Recently, an article was written about a potential security problem with a specific piece of hardware. The headline was enticing and also gut wrenching if true. Upon reading the article, it was discovered that while there was a security problem, it was not the magnitude the headline illustrated. In fact, the problem would still take a bad actor physical access, years of knowledge and a lot of money to crack. As tech experts, we can read those articles and understand how big an issue really is. But many who are not tech or security experts would likely read the headline and fear the problem based on the headline alone, driving them to choose a different, possibly inferior, security method. Which got us thinking, what is the purpose of the sensationalism of security?
Every business leader knows that security needs more attention. If they didn’t know that before the pandemic, they certainly do now. Security must be monitored and updated and patched. It must be written into the code of all features and products offered to customers, because if it isn’t, then that business is on the hook for any information that is stolen. More and more businesses are seeing the repercussions faced by Capital One, Boeing, Twitter and others for not being compliant or for fraudulent reporting. No business wants to be in the news for this reason!

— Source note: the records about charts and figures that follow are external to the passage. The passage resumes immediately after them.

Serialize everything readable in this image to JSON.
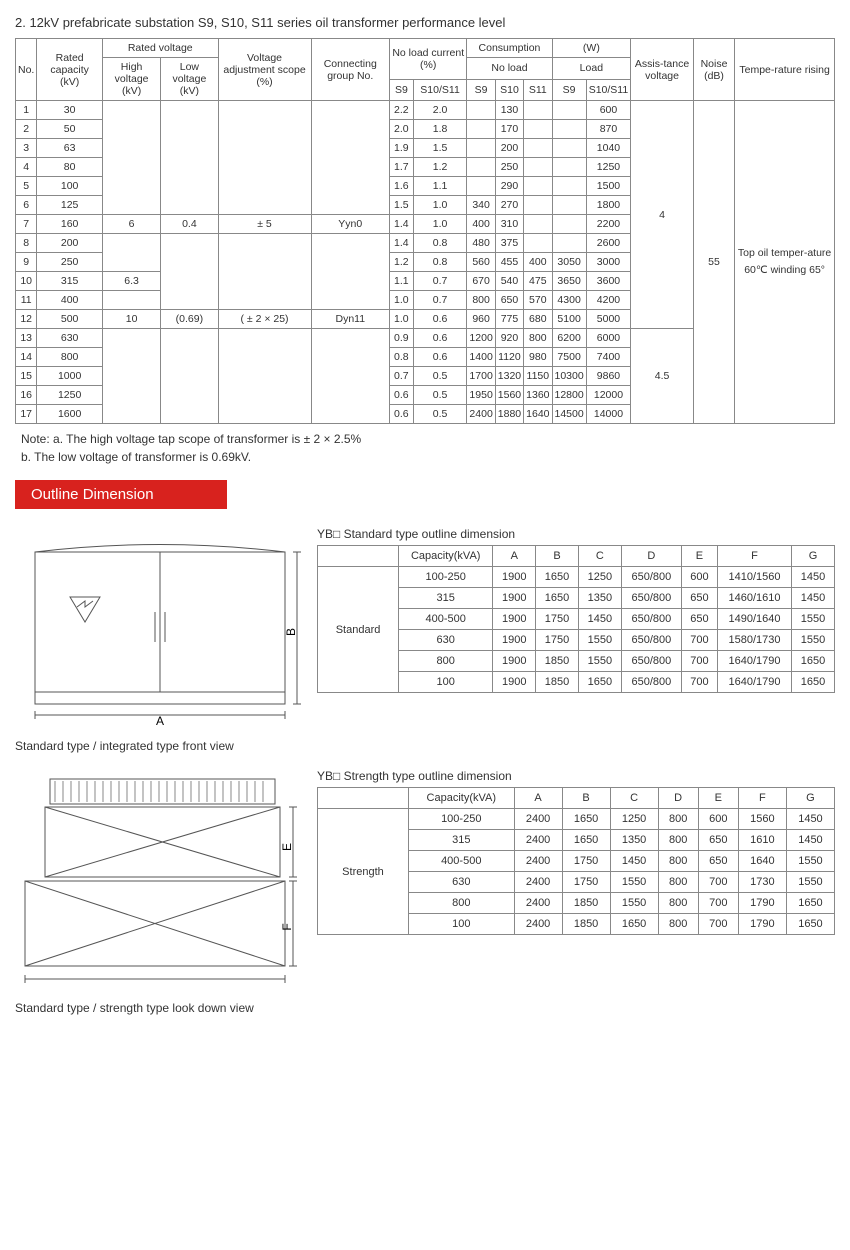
{
  "page_title": "2. 12kV prefabricate substation S9, S10, S11 series oil transformer performance level",
  "main_headers": {
    "no": "No.",
    "rated_capacity": "Rated capacity (kV)",
    "rated_voltage": "Rated voltage",
    "high_voltage": "High voltage (kV)",
    "low_voltage": "Low voltage (kV)",
    "voltage_adj": "Voltage adjustment scope (%)",
    "connecting": "Connecting group No.",
    "no_load_current": "No load current (%)",
    "consumption": "Consumption",
    "w": "(W)",
    "no_load": "No load",
    "load": "Load",
    "s9": "S9",
    "s10s11": "S10/S11",
    "s10": "S10",
    "s11": "S11",
    "assistance": "Assis-tance voltage",
    "noise": "Noise (dB)",
    "temp": "Tempe-rature rising"
  },
  "main_rows": [
    {
      "no": "1",
      "cap": "30",
      "nl_s9": "2.2",
      "nl_s10": "2.0",
      "c_s9": "",
      "c_s10": "130",
      "c_s11": "",
      "l_s9": "",
      "l_s10": "600"
    },
    {
      "no": "2",
      "cap": "50",
      "nl_s9": "2.0",
      "nl_s10": "1.8",
      "c_s9": "",
      "c_s10": "170",
      "c_s11": "",
      "l_s9": "",
      "l_s10": "870"
    },
    {
      "no": "3",
      "cap": "63",
      "nl_s9": "1.9",
      "nl_s10": "1.5",
      "c_s9": "",
      "c_s10": "200",
      "c_s11": "",
      "l_s9": "",
      "l_s10": "1040"
    },
    {
      "no": "4",
      "cap": "80",
      "nl_s9": "1.7",
      "nl_s10": "1.2",
      "c_s9": "",
      "c_s10": "250",
      "c_s11": "",
      "l_s9": "",
      "l_s10": "1250"
    },
    {
      "no": "5",
      "cap": "100",
      "nl_s9": "1.6",
      "nl_s10": "1.1",
      "c_s9": "",
      "c_s10": "290",
      "c_s11": "",
      "l_s9": "",
      "l_s10": "1500"
    },
    {
      "no": "6",
      "cap": "125",
      "nl_s9": "1.5",
      "nl_s10": "1.0",
      "c_s9": "340",
      "c_s10": "270",
      "c_s11": "",
      "l_s9": "",
      "l_s10": "1800"
    },
    {
      "no": "7",
      "cap": "160",
      "nl_s9": "1.4",
      "nl_s10": "1.0",
      "c_s9": "400",
      "c_s10": "310",
      "c_s11": "",
      "l_s9": "",
      "l_s10": "2200"
    },
    {
      "no": "8",
      "cap": "200",
      "nl_s9": "1.4",
      "nl_s10": "0.8",
      "c_s9": "480",
      "c_s10": "375",
      "c_s11": "",
      "l_s9": "",
      "l_s10": "2600"
    },
    {
      "no": "9",
      "cap": "250",
      "nl_s9": "1.2",
      "nl_s10": "0.8",
      "c_s9": "560",
      "c_s10": "455",
      "c_s11": "400",
      "l_s9": "3050",
      "l_s10": "3000"
    },
    {
      "no": "10",
      "cap": "315",
      "nl_s9": "1.1",
      "nl_s10": "0.7",
      "c_s9": "670",
      "c_s10": "540",
      "c_s11": "475",
      "l_s9": "3650",
      "l_s10": "3600"
    },
    {
      "no": "11",
      "cap": "400",
      "nl_s9": "1.0",
      "nl_s10": "0.7",
      "c_s9": "800",
      "c_s10": "650",
      "c_s11": "570",
      "l_s9": "4300",
      "l_s10": "4200"
    },
    {
      "no": "12",
      "cap": "500",
      "nl_s9": "1.0",
      "nl_s10": "0.6",
      "c_s9": "960",
      "c_s10": "775",
      "c_s11": "680",
      "l_s9": "5100",
      "l_s10": "5000"
    },
    {
      "no": "13",
      "cap": "630",
      "nl_s9": "0.9",
      "nl_s10": "0.6",
      "c_s9": "1200",
      "c_s10": "920",
      "c_s11": "800",
      "l_s9": "6200",
      "l_s10": "6000"
    },
    {
      "no": "14",
      "cap": "800",
      "nl_s9": "0.8",
      "nl_s10": "0.6",
      "c_s9": "1400",
      "c_s10": "1120",
      "c_s11": "980",
      "l_s9": "7500",
      "l_s10": "7400"
    },
    {
      "no": "15",
      "cap": "1000",
      "nl_s9": "0.7",
      "nl_s10": "0.5",
      "c_s9": "1700",
      "c_s10": "1320",
      "c_s11": "1150",
      "l_s9": "10300",
      "l_s10": "9860"
    },
    {
      "no": "16",
      "cap": "1250",
      "nl_s9": "0.6",
      "nl_s10": "0.5",
      "c_s9": "1950",
      "c_s10": "1560",
      "c_s11": "1360",
      "l_s9": "12800",
      "l_s10": "12000"
    },
    {
      "no": "17",
      "cap": "1600",
      "nl_s9": "0.6",
      "nl_s10": "0.5",
      "c_s9": "2400",
      "c_s10": "1880",
      "c_s11": "1640",
      "l_s9": "14500",
      "l_s10": "14000"
    }
  ],
  "hv_cells": [
    "6",
    "6.3",
    "10"
  ],
  "lv_cells": [
    "0.4",
    "(0.69)"
  ],
  "vadj_cells": [
    "± 5",
    "( ± 2 × 25)"
  ],
  "conn_cells": [
    "Yyn0",
    "Dyn11"
  ],
  "assist_cells": [
    "4",
    "4.5"
  ],
  "noise_val": "55",
  "temp_val": "Top oil temper-ature 60℃ winding 65°",
  "notes": "Note: a. The high voltage tap scope of transformer is  ± 2 × 2.5%\n            b. The low voltage of transformer is 0.69kV.",
  "banner": "Outline Dimension",
  "standard": {
    "title": "YB□ Standard type outline dimension",
    "type_label": "Standard",
    "columns": [
      "Capacity(kVA)",
      "A",
      "B",
      "C",
      "D",
      "E",
      "F",
      "G"
    ],
    "rows": [
      [
        "100-250",
        "1900",
        "1650",
        "1250",
        "650/800",
        "600",
        "1410/1560",
        "1450"
      ],
      [
        "315",
        "1900",
        "1650",
        "1350",
        "650/800",
        "650",
        "1460/1610",
        "1450"
      ],
      [
        "400-500",
        "1900",
        "1750",
        "1450",
        "650/800",
        "650",
        "1490/1640",
        "1550"
      ],
      [
        "630",
        "1900",
        "1750",
        "1550",
        "650/800",
        "700",
        "1580/1730",
        "1550"
      ],
      [
        "800",
        "1900",
        "1850",
        "1550",
        "650/800",
        "700",
        "1640/1790",
        "1650"
      ],
      [
        "100",
        "1900",
        "1850",
        "1650",
        "650/800",
        "700",
        "1640/1790",
        "1650"
      ]
    ],
    "caption": "Standard type / integrated type front view"
  },
  "strength": {
    "title": "YB□ Strength type outline dimension",
    "type_label": "Strength",
    "columns": [
      "Capacity(kVA)",
      "A",
      "B",
      "C",
      "D",
      "E",
      "F",
      "G"
    ],
    "rows": [
      [
        "100-250",
        "2400",
        "1650",
        "1250",
        "800",
        "600",
        "1560",
        "1450"
      ],
      [
        "315",
        "2400",
        "1650",
        "1350",
        "800",
        "650",
        "1610",
        "1450"
      ],
      [
        "400-500",
        "2400",
        "1750",
        "1450",
        "800",
        "650",
        "1640",
        "1550"
      ],
      [
        "630",
        "2400",
        "1750",
        "1550",
        "800",
        "700",
        "1730",
        "1550"
      ],
      [
        "800",
        "2400",
        "1850",
        "1550",
        "800",
        "700",
        "1790",
        "1650"
      ],
      [
        "100",
        "2400",
        "1850",
        "1650",
        "800",
        "700",
        "1790",
        "1650"
      ]
    ],
    "caption": "Standard type / strength type look down view"
  },
  "diagram_labels": {
    "A": "A",
    "B": "B",
    "E": "E",
    "F": "F"
  },
  "colors": {
    "banner": "#d8221e",
    "border": "#888888",
    "text": "#333333"
  }
}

The problem is, because higher ups are starting to pay attention (at least a little, we hope), journalists and media outlets will try to bait people in with bloated headlines. It happens in every industry for various reasons. Entertainment, sports, finance, etc. Whatever the hot-button topic is in that moment, they are doing everything they can to get those clicks. The more clicks they have, the more ad revenue they generate. Right now, the hot-button topics in technology are security, digital transformation, AI and ML. Only one of those has real dramatic gravitas.
For example, if you read a headline that said, “Open-Source Code Contains Malware,” it’s likely you’d tell your developers to stop using it. But if you opened the article, you would learn that really all that needs to happen is a thorough review of all code taken from open-source platforms. Not all code is infected with malware strings, and there is a specific place you can look to find the current known problem areas. From there you can determine if you use that code. We advocate for reviewing open-source code regardless because it’s something developers regularly use to do their jobs. But a vast majority of open source code does not contain malware.

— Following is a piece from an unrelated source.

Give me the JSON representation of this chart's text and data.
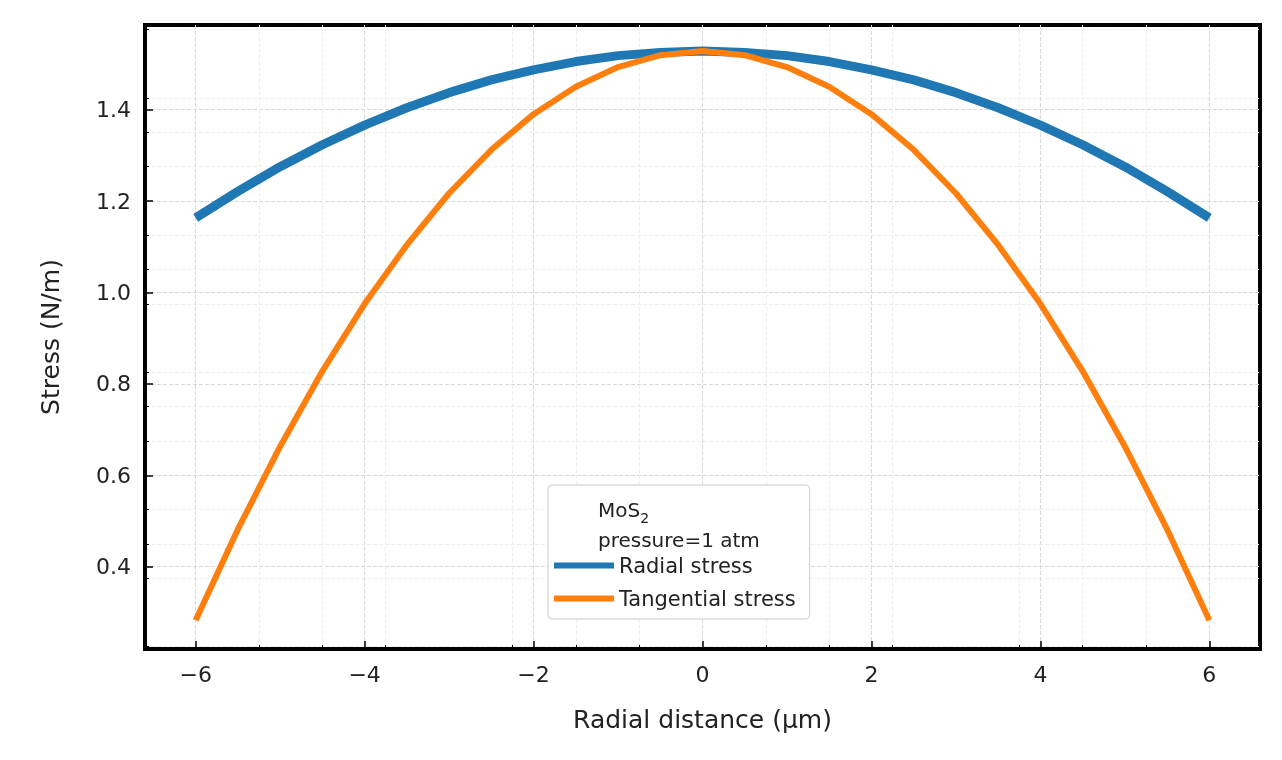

Security is, by definition, an attempt to stop something that may be inevitable and always has. But that doesn’t mean we should dramatize that fact. This is a true statement: “Every password can be cracked.” However, for many passwords, especially one longer than 24 characters, it would take eons [the planet may not be here, let alone your Spotify account] to do. Think about it, there is no lock on this planet that cannot be broken with the right amount of time and resources. Locks on safes and locks on security doors like the ones they have in the oval office are all ranked. They are ranked by the amount of time it takes to break that lock. You can read about the rankings for both mechanical and electric locks here. But this just proves that every lock can be broken given the right amount of time. And that is okay. Nothing is foolproof, that is the deep irony of the Titanic.
This is why it is important that your security have layers and depth, why we say to hire or consult an expert anytime you’re doing something with security. When a business leader reads a headline designed to make you click on it, but doesn’t actually read the article, it can lead to poor decision-making because not all of the answers are there.
Media outlets are just like every other business in that they are in business to make money. Yes, they want to report the news and keep people informed of what’s happening in the world, but their primary goal is to make money. The best way to do that is to sensationalize current trends so that links are clicked and revenue is generated.
Don’t fall for the sensationalism of security! Understand that nothing, not one single thing that needs security on this planet from physical homes to personal data, can ever be 100% fully protected. Data security requires depth, layers, different tools designed to catch different attacks. No one tool can do it all, and as long as you have the proper protocols in place, if something fails then another system should pick up the slack. Yes, it’s complicated, so bring in an expert to help you understand how it all works, show you how to keep it going and educate your team on potential issues that could happen.